A question about DropPath in pretraining

YangSun22 opened this issue a year ago · comments

I found that DropPath is set to 0 in the pre-training and finetuning is set to 0.1. this does not match the way Dropout is used. It is supposed to prevent the occurrence of overfitting.
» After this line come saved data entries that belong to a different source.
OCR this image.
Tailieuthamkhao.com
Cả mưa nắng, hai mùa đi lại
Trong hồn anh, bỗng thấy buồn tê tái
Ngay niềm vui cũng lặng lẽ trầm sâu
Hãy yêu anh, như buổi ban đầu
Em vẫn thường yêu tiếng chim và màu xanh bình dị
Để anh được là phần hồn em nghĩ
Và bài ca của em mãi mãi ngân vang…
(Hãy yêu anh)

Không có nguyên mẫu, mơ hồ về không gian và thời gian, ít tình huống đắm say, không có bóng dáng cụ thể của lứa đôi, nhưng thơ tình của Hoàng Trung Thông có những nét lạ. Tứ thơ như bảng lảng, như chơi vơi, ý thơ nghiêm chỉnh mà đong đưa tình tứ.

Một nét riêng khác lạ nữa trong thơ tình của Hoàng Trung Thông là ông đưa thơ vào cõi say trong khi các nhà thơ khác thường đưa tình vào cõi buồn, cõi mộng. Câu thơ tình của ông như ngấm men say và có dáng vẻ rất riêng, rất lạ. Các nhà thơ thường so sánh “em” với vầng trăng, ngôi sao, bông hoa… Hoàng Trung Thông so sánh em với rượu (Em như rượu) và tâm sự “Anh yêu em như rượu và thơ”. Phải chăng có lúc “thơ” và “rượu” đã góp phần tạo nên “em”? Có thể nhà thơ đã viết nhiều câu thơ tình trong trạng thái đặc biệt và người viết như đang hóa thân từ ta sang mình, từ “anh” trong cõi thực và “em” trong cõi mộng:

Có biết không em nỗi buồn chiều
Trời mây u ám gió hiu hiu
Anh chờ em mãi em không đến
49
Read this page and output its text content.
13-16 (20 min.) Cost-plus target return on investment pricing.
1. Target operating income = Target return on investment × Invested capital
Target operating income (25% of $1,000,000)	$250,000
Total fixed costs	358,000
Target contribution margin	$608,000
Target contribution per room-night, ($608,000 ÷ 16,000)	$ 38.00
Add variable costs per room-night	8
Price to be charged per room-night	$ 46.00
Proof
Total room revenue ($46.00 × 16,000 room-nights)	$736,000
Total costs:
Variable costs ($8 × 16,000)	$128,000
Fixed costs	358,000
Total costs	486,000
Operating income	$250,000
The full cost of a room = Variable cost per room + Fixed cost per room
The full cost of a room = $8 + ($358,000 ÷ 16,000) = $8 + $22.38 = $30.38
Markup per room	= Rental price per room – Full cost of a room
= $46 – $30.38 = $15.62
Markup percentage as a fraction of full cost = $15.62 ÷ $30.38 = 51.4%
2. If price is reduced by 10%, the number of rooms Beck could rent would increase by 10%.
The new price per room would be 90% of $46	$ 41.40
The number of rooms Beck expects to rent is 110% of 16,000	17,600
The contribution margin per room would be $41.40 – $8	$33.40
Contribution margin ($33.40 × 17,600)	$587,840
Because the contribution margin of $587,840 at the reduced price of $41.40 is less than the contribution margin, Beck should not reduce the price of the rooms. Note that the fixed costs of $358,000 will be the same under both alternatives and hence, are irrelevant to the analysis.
But why is it not used in the pre-training?

class Block(nn.Module):

    def __init__(self, dim, num_heads, mlp_ratio=4., qkv_bias=False, qk_scale=None, drop=0., attn_drop=0.,
                 drop_path=0., act_layer=nn.GELU, norm_layer=nn.LayerNorm):
        super().__init__()
        self.norm1 = norm_layer(dim)
        self.attn = Attention(
            dim, num_heads=num_heads, qkv_bias=qkv_bias, qk_scale=qk_scale, attn_drop=attn_drop, proj_drop=drop)
        # NOTE: drop path for stochastic depth, we shall see if this is better than dropout here
        self.drop_path = DropPath(drop_path) if drop_path > 0. else nn.Identity()
        self.norm2 = norm_layer(dim)
        mlp_hidden_dim = int(dim * mlp_ratio)
        self.mlp = Mlp(in_features=dim, hidden_features=mlp_hidden_dim, act_layer=act_layer, drop=drop)

    def forward(self, x):
        x = x + self.drop_path(self.attn(self.norm1(x)))
        x = x + self.drop_path(self.mlp(self.norm2(x)))
        return x

Alex Li · Answer 1 · Tue Dec 19 2023 05:22:44 GMT+0800 (China Standard Time)

It could be that the reconstruction task is very hard, so there's no overfitting during pretraining.